Herkes Duysun! Ben Tanrının Aynadaki Suretiyim. 

Hasan Cüneyt Bozkurt her ne kadar kitabı üç bölüm olarak yazmış ve Kadir’in insanların kaderlerini yazdığını kitabı bu bölüm içinde kalmış olsa da, bence bu kitabın dördüncü bölümü olarak düşünülebilir. Bu bölüm binlerce anlamsız sözcüğün arasına, kırmızılı tümceler bir araya getirilerek yazılmış. Kadir’in tanrısallaştığını anlattığı yaratılış suresi olarak adlandırılan bu bölüm, kutsal kitaptaki cüz biçiminde yazılmış. “Oku” ile başlayan Kuran’ın ilk cüzü gibi, Kadir’in yaratılış suresi de “Tanrım, ‘Benim adımla oku.’ demiştin ama senin adınla yazmaya başladım” tümcesi ile başlıyor.

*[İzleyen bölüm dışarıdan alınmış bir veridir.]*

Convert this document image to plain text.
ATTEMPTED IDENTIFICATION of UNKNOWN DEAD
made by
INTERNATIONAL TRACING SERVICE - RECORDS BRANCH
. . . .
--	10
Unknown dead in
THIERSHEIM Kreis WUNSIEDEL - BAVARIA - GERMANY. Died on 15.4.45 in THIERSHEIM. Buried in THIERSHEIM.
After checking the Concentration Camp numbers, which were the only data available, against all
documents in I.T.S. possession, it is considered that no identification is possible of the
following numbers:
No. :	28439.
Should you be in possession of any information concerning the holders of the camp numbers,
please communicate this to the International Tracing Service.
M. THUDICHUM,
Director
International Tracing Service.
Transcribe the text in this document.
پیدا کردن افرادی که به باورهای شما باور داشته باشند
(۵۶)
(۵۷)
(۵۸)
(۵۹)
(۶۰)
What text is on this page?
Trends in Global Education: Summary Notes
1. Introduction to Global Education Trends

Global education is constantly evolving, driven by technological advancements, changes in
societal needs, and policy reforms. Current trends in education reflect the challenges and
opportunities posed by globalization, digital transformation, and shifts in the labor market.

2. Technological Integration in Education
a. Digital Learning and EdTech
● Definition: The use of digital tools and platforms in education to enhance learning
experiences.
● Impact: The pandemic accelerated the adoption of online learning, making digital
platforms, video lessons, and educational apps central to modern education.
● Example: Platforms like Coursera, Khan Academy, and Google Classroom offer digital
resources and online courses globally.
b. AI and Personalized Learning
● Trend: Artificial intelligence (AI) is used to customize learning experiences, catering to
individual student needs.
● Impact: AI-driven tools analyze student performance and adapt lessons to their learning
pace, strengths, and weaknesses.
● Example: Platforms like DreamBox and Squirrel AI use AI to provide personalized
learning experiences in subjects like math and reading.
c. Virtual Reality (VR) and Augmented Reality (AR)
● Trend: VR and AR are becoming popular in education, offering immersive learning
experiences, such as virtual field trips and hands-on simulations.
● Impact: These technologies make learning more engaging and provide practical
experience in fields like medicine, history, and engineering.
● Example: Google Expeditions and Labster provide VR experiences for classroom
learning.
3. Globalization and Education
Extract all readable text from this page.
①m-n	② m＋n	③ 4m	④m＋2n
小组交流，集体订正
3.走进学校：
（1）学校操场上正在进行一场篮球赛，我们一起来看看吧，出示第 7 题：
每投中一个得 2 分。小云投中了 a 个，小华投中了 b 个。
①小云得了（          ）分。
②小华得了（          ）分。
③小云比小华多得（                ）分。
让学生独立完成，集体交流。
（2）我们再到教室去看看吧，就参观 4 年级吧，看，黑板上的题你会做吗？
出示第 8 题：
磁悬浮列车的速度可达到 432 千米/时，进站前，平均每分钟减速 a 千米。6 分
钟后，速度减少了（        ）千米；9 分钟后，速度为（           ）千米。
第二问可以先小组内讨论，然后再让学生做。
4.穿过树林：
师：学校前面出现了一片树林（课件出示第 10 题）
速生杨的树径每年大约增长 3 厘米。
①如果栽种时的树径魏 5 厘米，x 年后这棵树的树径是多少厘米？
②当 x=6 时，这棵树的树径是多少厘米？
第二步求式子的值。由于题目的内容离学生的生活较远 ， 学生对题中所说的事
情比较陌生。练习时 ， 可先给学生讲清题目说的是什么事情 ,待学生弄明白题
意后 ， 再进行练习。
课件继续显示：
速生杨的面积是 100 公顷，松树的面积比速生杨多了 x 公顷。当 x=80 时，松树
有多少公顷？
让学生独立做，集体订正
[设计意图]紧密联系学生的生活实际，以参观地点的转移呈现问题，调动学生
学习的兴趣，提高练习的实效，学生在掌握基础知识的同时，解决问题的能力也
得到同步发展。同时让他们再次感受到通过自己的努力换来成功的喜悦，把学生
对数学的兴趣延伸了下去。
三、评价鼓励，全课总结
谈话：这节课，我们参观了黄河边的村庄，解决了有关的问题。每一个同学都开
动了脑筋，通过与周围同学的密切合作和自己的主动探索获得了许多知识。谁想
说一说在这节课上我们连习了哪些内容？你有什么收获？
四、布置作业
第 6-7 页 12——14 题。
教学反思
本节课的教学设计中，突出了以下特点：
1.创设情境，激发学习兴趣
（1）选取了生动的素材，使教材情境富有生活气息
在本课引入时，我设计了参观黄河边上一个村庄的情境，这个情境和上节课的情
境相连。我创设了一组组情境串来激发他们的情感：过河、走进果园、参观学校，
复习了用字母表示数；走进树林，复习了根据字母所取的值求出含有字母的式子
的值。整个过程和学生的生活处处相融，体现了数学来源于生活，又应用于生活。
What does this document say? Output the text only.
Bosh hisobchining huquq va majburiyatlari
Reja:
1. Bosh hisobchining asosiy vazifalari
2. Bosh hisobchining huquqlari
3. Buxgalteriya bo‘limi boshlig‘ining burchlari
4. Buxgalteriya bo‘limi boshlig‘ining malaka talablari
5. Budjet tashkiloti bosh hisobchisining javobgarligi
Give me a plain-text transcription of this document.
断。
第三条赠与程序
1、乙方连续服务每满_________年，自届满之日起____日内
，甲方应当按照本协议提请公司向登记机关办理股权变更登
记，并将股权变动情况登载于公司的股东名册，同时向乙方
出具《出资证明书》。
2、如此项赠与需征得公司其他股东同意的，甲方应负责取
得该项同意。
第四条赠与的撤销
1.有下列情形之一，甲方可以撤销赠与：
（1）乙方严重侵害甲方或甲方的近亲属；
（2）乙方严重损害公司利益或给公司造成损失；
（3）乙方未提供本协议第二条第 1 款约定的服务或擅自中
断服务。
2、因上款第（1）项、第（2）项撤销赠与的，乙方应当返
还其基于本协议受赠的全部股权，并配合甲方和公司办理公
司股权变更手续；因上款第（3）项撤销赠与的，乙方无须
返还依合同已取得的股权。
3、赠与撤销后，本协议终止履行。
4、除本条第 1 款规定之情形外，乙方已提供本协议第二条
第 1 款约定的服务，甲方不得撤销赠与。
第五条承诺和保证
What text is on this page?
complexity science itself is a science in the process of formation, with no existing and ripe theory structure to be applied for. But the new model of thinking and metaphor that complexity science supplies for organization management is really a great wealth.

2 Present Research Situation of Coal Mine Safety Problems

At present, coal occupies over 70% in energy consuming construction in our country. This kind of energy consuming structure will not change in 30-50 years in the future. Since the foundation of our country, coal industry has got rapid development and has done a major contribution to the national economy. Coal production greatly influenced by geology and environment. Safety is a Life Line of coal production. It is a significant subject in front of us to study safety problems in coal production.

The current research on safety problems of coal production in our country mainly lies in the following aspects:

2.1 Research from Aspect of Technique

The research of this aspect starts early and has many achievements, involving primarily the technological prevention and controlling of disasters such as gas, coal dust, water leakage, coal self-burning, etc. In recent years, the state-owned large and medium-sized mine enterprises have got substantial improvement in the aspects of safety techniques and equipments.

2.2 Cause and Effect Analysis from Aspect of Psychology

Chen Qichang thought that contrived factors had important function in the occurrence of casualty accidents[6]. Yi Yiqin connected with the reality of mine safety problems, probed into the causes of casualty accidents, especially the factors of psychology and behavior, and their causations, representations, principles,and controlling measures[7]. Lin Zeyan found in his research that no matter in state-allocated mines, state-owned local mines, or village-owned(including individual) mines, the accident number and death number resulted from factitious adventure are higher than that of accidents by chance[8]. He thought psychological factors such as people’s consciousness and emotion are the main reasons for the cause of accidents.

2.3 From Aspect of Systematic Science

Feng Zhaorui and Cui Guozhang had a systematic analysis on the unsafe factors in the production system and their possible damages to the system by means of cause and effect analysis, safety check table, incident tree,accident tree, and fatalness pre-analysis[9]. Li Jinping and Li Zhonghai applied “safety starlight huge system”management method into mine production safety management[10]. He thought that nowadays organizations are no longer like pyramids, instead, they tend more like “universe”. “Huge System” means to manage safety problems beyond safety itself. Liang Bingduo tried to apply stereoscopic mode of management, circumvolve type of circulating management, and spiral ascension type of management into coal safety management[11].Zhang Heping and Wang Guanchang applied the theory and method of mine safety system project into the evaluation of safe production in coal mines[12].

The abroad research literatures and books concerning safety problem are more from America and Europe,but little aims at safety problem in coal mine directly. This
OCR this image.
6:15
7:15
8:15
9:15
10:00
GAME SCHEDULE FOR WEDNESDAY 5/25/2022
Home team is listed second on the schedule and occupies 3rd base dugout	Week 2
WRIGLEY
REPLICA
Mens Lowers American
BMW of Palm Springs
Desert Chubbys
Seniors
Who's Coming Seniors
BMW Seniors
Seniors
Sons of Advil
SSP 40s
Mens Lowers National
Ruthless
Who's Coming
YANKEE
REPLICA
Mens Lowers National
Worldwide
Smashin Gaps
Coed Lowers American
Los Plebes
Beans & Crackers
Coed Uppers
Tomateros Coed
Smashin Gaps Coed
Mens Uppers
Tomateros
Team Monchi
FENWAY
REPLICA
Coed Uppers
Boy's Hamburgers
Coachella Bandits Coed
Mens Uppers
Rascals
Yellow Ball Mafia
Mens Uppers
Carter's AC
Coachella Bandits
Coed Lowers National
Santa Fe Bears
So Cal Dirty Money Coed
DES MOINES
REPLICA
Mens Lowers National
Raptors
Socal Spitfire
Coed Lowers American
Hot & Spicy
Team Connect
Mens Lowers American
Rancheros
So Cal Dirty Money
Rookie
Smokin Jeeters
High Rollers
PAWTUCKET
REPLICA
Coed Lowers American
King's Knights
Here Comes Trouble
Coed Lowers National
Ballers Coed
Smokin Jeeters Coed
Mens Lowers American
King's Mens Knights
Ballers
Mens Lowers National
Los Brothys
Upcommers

Fikri’yi, Sevim’i, Kenan’ı, Zeynep’i ve diğerlerini nasıl yarattığını ikinci cüzle anlatarak devam ediyor. Bu, aslında adı geçen romanı simgeliyor. Kadir bir roman karakteri olarak, yaratıcı-yazar tanrı olarak insanların kaderlerini çizmekte, Hasan Cüneyt Bozkurt da yaratıcı yazar tanrı olarak sözcükten yaptığı resimlerle…  Yaratıcı yazarın tanımlandığı bölümler, Kadir’in ve dolayısıyla Hasan Cüneyt Bozkurt’un “Yaratılış Süresi” olarak adlandırdığı son iki cüzde tanımlanır. 39. Cüz “Herkes duysun! Ben tanrının aynadaki suretiyim.” der ve bir sonraki 40. cüzle noktalanır; “Sözüm gerçeğin gölgesidir.”

Hasan Cüneyt Bozkurt, “Sözcükten Resimler”de, yazarak yarattığı resimlerden söz ediyor, gerçek gerçekle, ikinci gerçeğin gerçekdışı gerçeğinden… 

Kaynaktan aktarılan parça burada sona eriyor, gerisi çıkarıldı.